Outside diff comments:
In `@crates/stdlib/src/csv.rs`:
- Around line 1004-1024: The current pre-pass using split + trim_spaces
(functions/variables: trim_spaces, skipinitialspace, delimiter, input) rewrites
quoted fields and trims trailing spaces incorrectly before csv_core parsing;
remove this pre-pass and instead implement skipinitialspace behavior inside the
CSV parser/tokenizer (the csv_core parsing logic) so you only ignore a single
optional space immediately after a delimiter when not inside a quoted field,
without trimming trailing spaces or touching characters inside quotes; adjust
the parser's state machine to, on seeing a delimiter and then a space, skip that
single space only if not in a quoted context, and delete the trim_spaces/split
usage and the String::from_utf8 roundtrip so raw input is preserved for
csv_core.
- Around line 866-927: In to_writer, avoid the reachable panic from the todo!()

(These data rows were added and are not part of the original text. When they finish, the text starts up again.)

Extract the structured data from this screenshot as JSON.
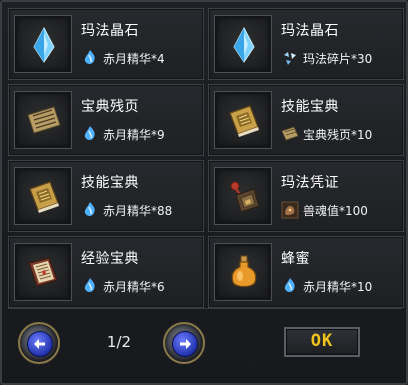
{
  "colors": {
    "accent_gold": "#f0c21c",
    "panel_bg": "#1d2024",
    "cell_border": "#3e4146",
    "arrow_blue": "#3a4fe0"
  },
  "items": [
    {
      "name": "玛法晶石",
      "icon": "crystal-icon",
      "cost_icon": "essence-icon",
      "cost": "赤月精华*4"
    },
    {
      "name": "玛法晶石",
      "icon": "crystal-icon",
      "cost_icon": "shard-icon",
      "cost": "玛法碎片*30"
    },
    {
      "name": "宝典残页",
      "icon": "scroll-page-icon",
      "cost_icon": "essence-icon",
      "cost": "赤月精华*9"
    },
    {
      "name": "技能宝典",
      "icon": "skill-book-icon",
      "cost_icon": "scroll-page-icon",
      "cost": "宝典残页*10"
    },
    {
      "name": "技能宝典",
      "icon": "skill-book-icon",
      "cost_icon": "essence-icon",
      "cost": "赤月精华*88"
    },
    {
      "name": "玛法凭证",
      "icon": "certificate-icon",
      "cost_icon": "beast-soul-icon",
      "cost": "兽魂值*100"
    },
    {
      "name": "经验宝典",
      "icon": "exp-book-icon",
      "cost_icon": "essence-icon",
      "cost": "赤月精华*6"
    },
    {
      "name": "蜂蜜",
      "icon": "honey-bottle-icon",
      "cost_icon": "essence-icon",
      "cost": "赤月精华*10"
    }
  ],
  "pager": {
    "page": "1/2"
  },
  "ok_label": "OK"
}
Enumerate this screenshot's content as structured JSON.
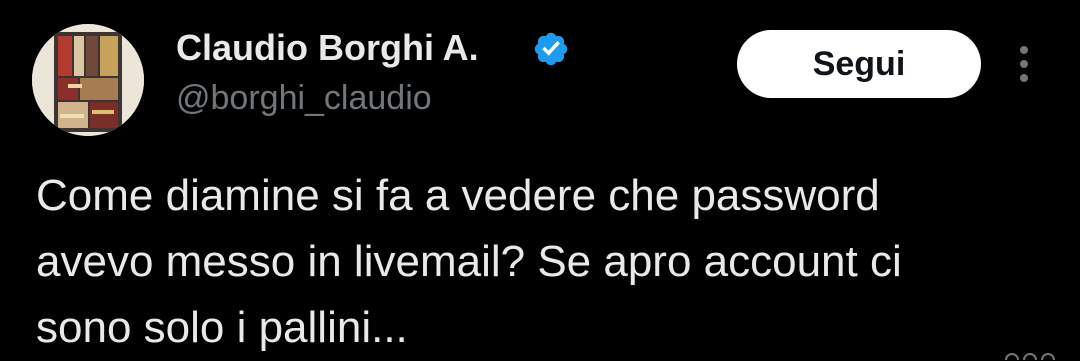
{
  "colors": {
    "background": "#000000",
    "primary_text": "#e7e9ea",
    "secondary_text": "#71767b",
    "verified_badge": "#1d9bf0",
    "follow_button_bg": "#ffffff",
    "follow_button_text": "#0f1419"
  },
  "author": {
    "name": "Claudio Borghi A.",
    "handle": "@borghi_claudio",
    "verified_icon": "verified-badge-icon",
    "avatar_icon": "avatar"
  },
  "actions": {
    "follow_label": "Segui",
    "more_icon": "more-vertical-icon"
  },
  "tweet": {
    "lines": [
      "Come diamine si fa a vedere che password",
      "avevo messo in livemail? Se apro account ci",
      "sono solo i pallini..."
    ]
  }
}
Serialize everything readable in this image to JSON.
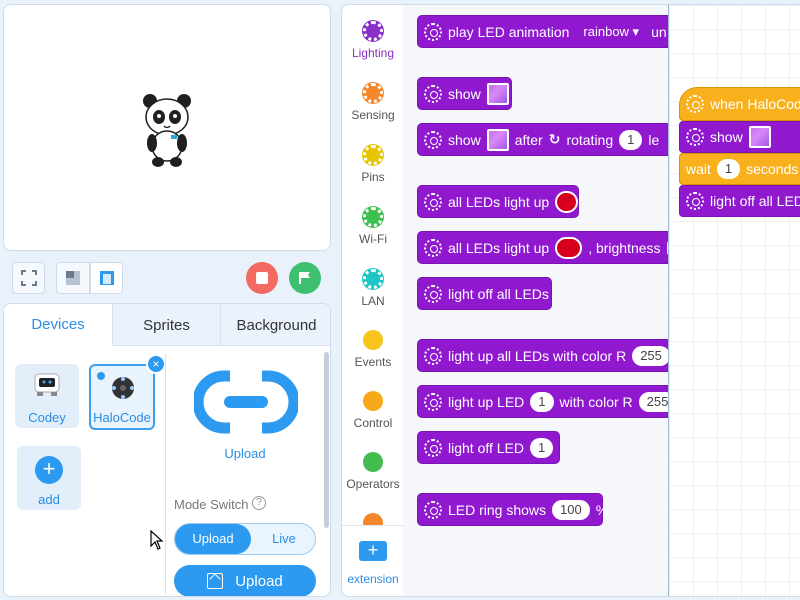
{
  "stage": {},
  "devices_panel": {
    "tabs": [
      {
        "label": "Devices",
        "active": true
      },
      {
        "label": "Sprites",
        "active": false
      },
      {
        "label": "Background",
        "active": false
      }
    ],
    "devices": [
      {
        "label": "Codey",
        "selected": false
      },
      {
        "label": "HaloCode",
        "selected": true
      }
    ],
    "close_glyph": "×",
    "add_label": "add",
    "add_glyph": "+",
    "upload_caption": "Upload",
    "mode_switch_label": "Mode Switch",
    "help_glyph": "?",
    "mode_options": [
      "Upload",
      "Live"
    ],
    "mode_selected": "Upload",
    "upload_button_label": "Upload"
  },
  "categories": {
    "items": [
      {
        "label": "Lighting",
        "color": "#8a2fc7",
        "active": true
      },
      {
        "label": "Sensing",
        "color": "#f5862a",
        "active": false
      },
      {
        "label": "Pins",
        "color": "#e6c400",
        "active": false
      },
      {
        "label": "Wi-Fi",
        "color": "#3fbf50",
        "active": false
      },
      {
        "label": "LAN",
        "color": "#1fc4c4",
        "active": false
      },
      {
        "label": "Events",
        "color": "#f8c31a",
        "active": false
      },
      {
        "label": "Control",
        "color": "#f8a91a",
        "active": false
      },
      {
        "label": "Operators",
        "color": "#43bd4f",
        "active": false
      }
    ],
    "extension_glyph": "+",
    "extension_label": "extension"
  },
  "palette": {
    "b1": {
      "text": "play LED animation",
      "option": "rainbow",
      "tail": "un"
    },
    "b2": {
      "text": "show"
    },
    "b3": {
      "text": "show",
      "after": "after",
      "rotating": "rotating",
      "value": "1",
      "tail": "le"
    },
    "b4": {
      "text": "all LEDs light up"
    },
    "b5": {
      "text": "all LEDs light up",
      "tail": ", brightness"
    },
    "b6": {
      "text": "light off all LEDs"
    },
    "b7": {
      "text": "light up all LEDs with color R",
      "value": "255"
    },
    "b8": {
      "text": "light up LED",
      "value": "1",
      "tail": "with color R",
      "value2": "255"
    },
    "b9": {
      "text": "light off LED",
      "value": "1"
    },
    "b10": {
      "text": "LED ring shows",
      "value": "100",
      "tail": "%"
    }
  },
  "workspace": {
    "hat": "when HaloCode",
    "show": "show",
    "wait_label": "wait",
    "wait_value": "1",
    "wait_unit": "seconds",
    "off": "light off all LED"
  }
}
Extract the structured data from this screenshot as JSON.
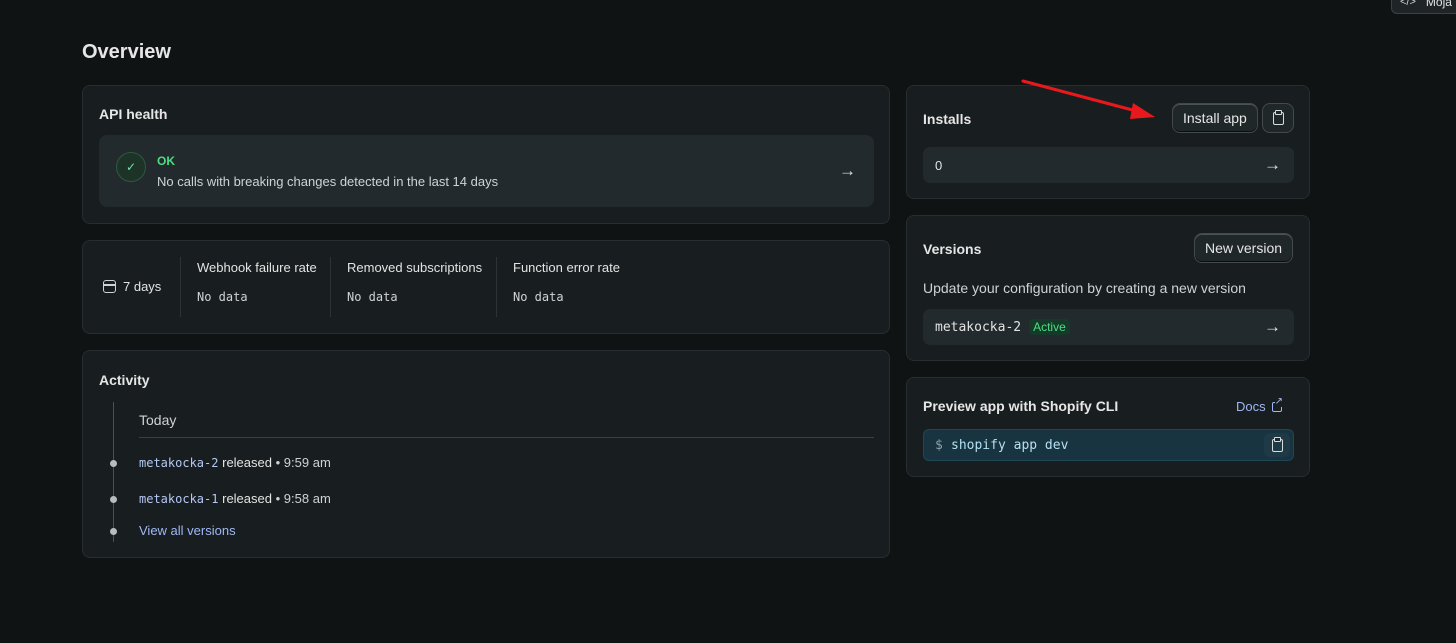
{
  "corner": {
    "label": "Moja"
  },
  "page": {
    "title": "Overview"
  },
  "api_health": {
    "title": "API health",
    "status": "OK",
    "message": "No calls with breaking changes detected in the last 14 days"
  },
  "metrics": {
    "range_label": "7 days",
    "items": [
      {
        "label": "Webhook failure rate",
        "value": "No data"
      },
      {
        "label": "Removed subscriptions",
        "value": "No data"
      },
      {
        "label": "Function error rate",
        "value": "No data"
      }
    ]
  },
  "activity": {
    "title": "Activity",
    "group_label": "Today",
    "events": [
      {
        "version": "metakocka-2",
        "action": "released",
        "time": "9:59 am"
      },
      {
        "version": "metakocka-1",
        "action": "released",
        "time": "9:58 am"
      }
    ],
    "view_all_label": "View all versions",
    "separator": "•"
  },
  "installs": {
    "title": "Installs",
    "install_button": "Install app",
    "count": "0"
  },
  "versions": {
    "title": "Versions",
    "new_button": "New version",
    "description": "Update your configuration by creating a new version",
    "current": "metakocka-2",
    "status_badge": "Active"
  },
  "preview": {
    "title": "Preview app with Shopify CLI",
    "docs_label": "Docs",
    "prompt": "$",
    "command": "shopify app dev"
  },
  "colors": {
    "background": "#0f1314",
    "card": "#181d1f",
    "ok_green": "#4ade80",
    "link_blue": "#9fb8f5",
    "annotation_red": "#e8191d"
  }
}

when self.quotechar == Some(None) (produced by from_args) and ensure a dialect's
quoting is preserved: first resolve an effective dialect/options by merging
DialectItem::Str (lookup in GLOBAL_HASHMAP) or DialectItem::Obj with the
explicit self.* overrides (delimiter, quotechar, doublequote, lineterminator,
escapechar, quoting), validate that an effective quotechar of None is turned
into a Python-level error (return a PyErr) instead of calling todo!(), and then
build the csv_core::Writer once using those resolved values (extract the
differing quotechar/quoting values first, then call
builder.delimiter(...).quote(...).double_quote(...).terminator(...).escape(...).quote_style(...)
as appropriate) so the dialect quoting is preserved when self.quoting is not
provided; refer to the to_writer function, DialectItem::Str/Obj, GLOBAL_HASHMAP,
and the fields quotechar and quoting when making these changes.
- Around line 793-863: The to_reader function currently applies reader settings
per-branch and then layers overrides in a way that ignores the selected
dialect's quoting and lineterminator when those fields are unset; fix it by
first resolving one effective PyDialect (handle DialectItem::Str via
GLOBAL_HASHMAP lookup, DialectItem::Obj, and the default "excel") to extract
base values for delimiter, doublequote, quotechar, quoting, and lineterminator,
then create a single csv_core::ReaderBuilder from those resolved base values and
finally apply explicit overrides from self (self.delimiter, self.quotechar,
self.quoting, self.lineterminator, self.doublequote, self.escapechar) only when
they are Some, removing duplicated builder logic and the redundant
reader.terminator(...) at the end so the final reader reflects the selected
dialect unless explicitly overridden.